On August 6, 2025, the Library of Congress acknowledged that key sections of the U.S. Constitution—specifically parts of Article I Section 8, and the entire Sections 9 and 10, which cover habeas corpus, foreign emoluments, and limits on congressional and state power—had disappeared from its official Constitution Annotated website. Officials described the change as a "coding error" and confirmed the missing content has since been restored.
The Invisible Rights
Sections 9 and 10 contain some of our most fundamental protections, including habeas corpus (the right to challenge unlawful detention), the foreign emoluments clause (preventing public officials from taking unapproved payments from foreign governments), and boundaries on federal and state powers.
Their absence—even if unintentional—raises uncomfortable questions about institutional transparency, digital oversight, and how easily essential rights can be rendered invisible.
Why This Still Matters
Due process—the principle that government cannot deprive anyone of life, liberty, or property without fair and proper legal procedures—is guaranteed by both the Fifth and Fourteenth Amendments.
This principle is deeply rooted in democratic governance; it ensures individuals have notice, a hearing, and an impartial adjudicator before facing government action.
Removing these protections from official digital record—even temporarily—can send a chilling message about the durability of constitutional safeguards.
A Pattern of Website Redactions
This incident isn’t an isolated glitch. In early 2025, various federal websites lost pages covering equity and LGBTQ+ history, Spanish-language resources on the constitution, victories of Black and Hispanic veterans, and even guides on civil rights enforcement.

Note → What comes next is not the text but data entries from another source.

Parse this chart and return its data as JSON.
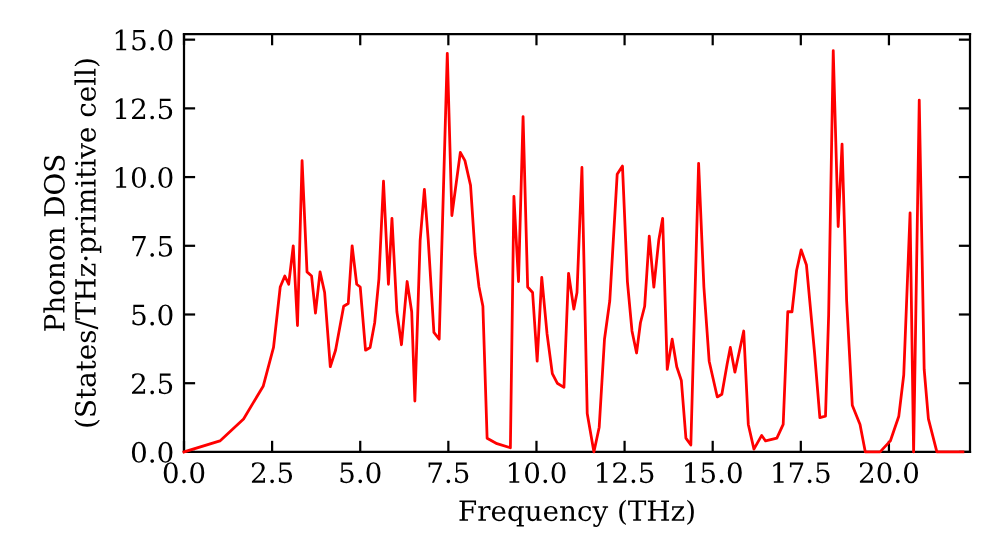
{
  "chart_data": {
    "type": "line",
    "xlabel": "Frequency (THz)",
    "ylabel": "Phonon DOS\n(States/THz·primitive cell)",
    "xlim": [
      0,
      22.3
    ],
    "ylim": [
      0,
      15.2
    ],
    "xticks": [
      {
        "value": 0,
        "label": "0.0"
      },
      {
        "value": 2.5,
        "label": "2.5"
      },
      {
        "value": 5,
        "label": "5.0"
      },
      {
        "value": 7.5,
        "label": "7.5"
      },
      {
        "value": 10,
        "label": "10.0"
      },
      {
        "value": 12.5,
        "label": "12.5"
      },
      {
        "value": 15,
        "label": "15.0"
      },
      {
        "value": 17.5,
        "label": "17.5"
      },
      {
        "value": 20,
        "label": "20.0"
      }
    ],
    "yticks": [
      {
        "value": 0,
        "label": "0.0"
      },
      {
        "value": 2.5,
        "label": "2.5"
      },
      {
        "value": 5,
        "label": "5.0"
      },
      {
        "value": 7.5,
        "label": "7.5"
      },
      {
        "value": 10,
        "label": "10.0"
      },
      {
        "value": 12.5,
        "label": "12.5"
      },
      {
        "value": 15,
        "label": "15.0"
      }
    ],
    "grid": false,
    "marker": "none",
    "line_style": "solid",
    "series": [
      {
        "color": "#ff0000",
        "x": [
          0,
          1.02,
          1.69,
          2.25,
          2.54,
          2.73,
          2.86,
          2.97,
          3.1,
          3.22,
          3.35,
          3.49,
          3.62,
          3.73,
          3.86,
          3.99,
          4.15,
          4.3,
          4.53,
          4.66,
          4.77,
          4.9,
          5.0,
          5.15,
          5.28,
          5.41,
          5.53,
          5.66,
          5.8,
          5.9,
          6.04,
          6.17,
          6.33,
          6.46,
          6.55,
          6.7,
          6.82,
          6.93,
          7.09,
          7.24,
          7.47,
          7.6,
          7.84,
          7.97,
          8.13,
          8.26,
          8.37,
          8.48,
          8.6,
          8.88,
          9.26,
          9.36,
          9.49,
          9.62,
          9.75,
          9.89,
          10.02,
          10.15,
          10.3,
          10.45,
          10.59,
          10.78,
          10.91,
          11.06,
          11.15,
          11.29,
          11.44,
          11.63,
          11.78,
          11.93,
          12.08,
          12.29,
          12.44,
          12.58,
          12.71,
          12.84,
          12.95,
          13.07,
          13.2,
          13.33,
          13.47,
          13.58,
          13.71,
          13.85,
          13.98,
          14.11,
          14.24,
          14.38,
          14.6,
          14.75,
          14.9,
          15.13,
          15.26,
          15.41,
          15.5,
          15.63,
          15.88,
          16.01,
          16.17,
          16.39,
          16.5,
          16.82,
          17.0,
          17.13,
          17.25,
          17.38,
          17.51,
          17.66,
          17.89,
          18.04,
          18.2,
          18.29,
          18.42,
          18.56,
          18.67,
          18.8,
          18.96,
          19.18,
          19.33,
          19.75,
          20.04,
          20.28,
          20.42,
          20.6,
          20.7,
          20.86,
          21.0,
          21.12,
          21.36,
          22.1
        ],
        "values": [
          0,
          0.4,
          1.2,
          2.4,
          3.8,
          6.0,
          6.4,
          6.1,
          7.5,
          4.6,
          10.6,
          6.55,
          6.4,
          5.05,
          6.55,
          5.8,
          3.1,
          3.7,
          5.3,
          5.4,
          7.5,
          6.1,
          6.0,
          3.7,
          3.8,
          4.7,
          6.3,
          9.85,
          6.1,
          8.5,
          5.1,
          3.9,
          6.2,
          5.1,
          1.85,
          7.7,
          9.55,
          7.7,
          4.35,
          4.1,
          14.5,
          8.6,
          10.9,
          10.6,
          9.7,
          7.2,
          6.0,
          5.3,
          0.5,
          0.3,
          0.15,
          9.3,
          6.2,
          12.2,
          6.0,
          5.8,
          3.3,
          6.35,
          4.3,
          2.85,
          2.5,
          2.35,
          6.5,
          5.2,
          5.8,
          10.35,
          1.4,
          0,
          0.9,
          4.1,
          5.5,
          10.1,
          10.4,
          6.2,
          4.4,
          3.6,
          4.7,
          5.3,
          7.85,
          6.0,
          7.7,
          8.5,
          3.0,
          4.1,
          3.1,
          2.6,
          0.5,
          0.25,
          10.5,
          6.0,
          3.3,
          2.0,
          2.1,
          3.2,
          3.8,
          2.9,
          4.4,
          1.0,
          0.1,
          0.6,
          0.4,
          0.5,
          1.0,
          5.1,
          5.1,
          6.6,
          7.35,
          6.8,
          3.6,
          1.25,
          1.3,
          5.0,
          14.6,
          8.2,
          11.2,
          5.5,
          1.7,
          1.0,
          0,
          0,
          0.4,
          1.3,
          2.8,
          8.7,
          0,
          12.8,
          3.0,
          1.2,
          0,
          0
        ]
      }
    ]
  }
}
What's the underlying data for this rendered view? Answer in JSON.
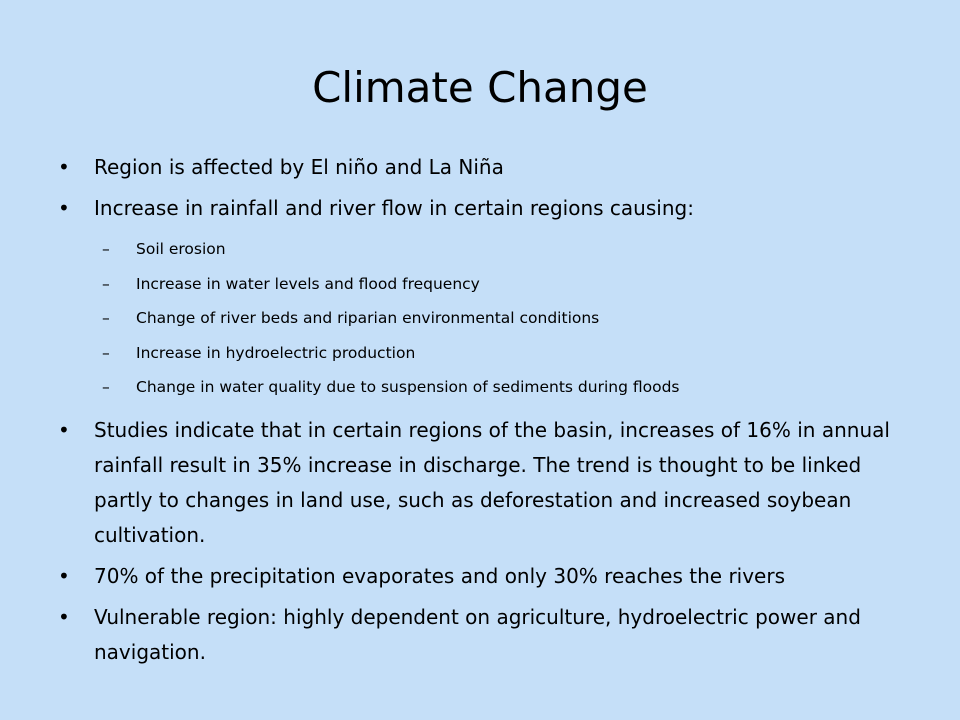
{
  "slide": {
    "title": "Climate Change",
    "bullets": [
      {
        "text": "Region is affected by El niño and La Niña"
      },
      {
        "text": "Increase in rainfall and river flow in certain regions causing:"
      },
      {
        "text": "Studies indicate that in certain regions of the basin, increases of 16% in annual rainfall result in 35% increase in discharge.  The trend is thought to be linked partly to changes in land use, such as deforestation and increased soybean cultivation."
      },
      {
        "text": "70% of the precipitation evaporates and only 30% reaches the rivers"
      },
      {
        "text": "Vulnerable region: highly dependent on agriculture, hydroelectric power and navigation."
      }
    ],
    "sub_bullets": [
      {
        "text": "Soil erosion"
      },
      {
        "text": "Increase in water levels and flood frequency"
      },
      {
        "text": "Change of river beds and riparian environmental conditions"
      },
      {
        "text": "Increase in hydroelectric production"
      },
      {
        "text": "Change in water quality due to suspension of sediments during floods"
      }
    ],
    "bullet_symbol": "•",
    "sub_bullet_symbol": "–"
  }
}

These removals aligned with broader administrative changes and sparked criticism for erasing institutional memory and sidelining marginalized histories.
PRO’s Take: Rights Shouldn’t Disappear Because of a Bug
At PRO, we believe that civil and political rights must remain visible—digitally and institutionally—at all times. Whether removal is accidental or intentional, it highlights how easily democratic knowledge can be undermined or overlooked.
This moment challenges youth and activists to push for:
Public accountability, even for non-political administrative decisions.
Stronger oversight of how government platforms operate and update.
Transparency whenever foundational documents are altered or go offline.
For Young Activists: What You Can Do
Keep archived versions of official content—you never know when it may disappear.
Speak out when digital resources vanish, especially if they concern rights or representation.
Demand clarity about the decisions and systems behind government websites.
Support groups that monitor institutional memory—especially around civil liberties and marginalized communities.
True rights live not just in words, but in public access and accountability. If essential legal protections can vanish due to a coding error, we have to ask: Who decides what stays online—and what disappears? Stay informed. Stay vigilant. Protect your rights—digitally and beyond.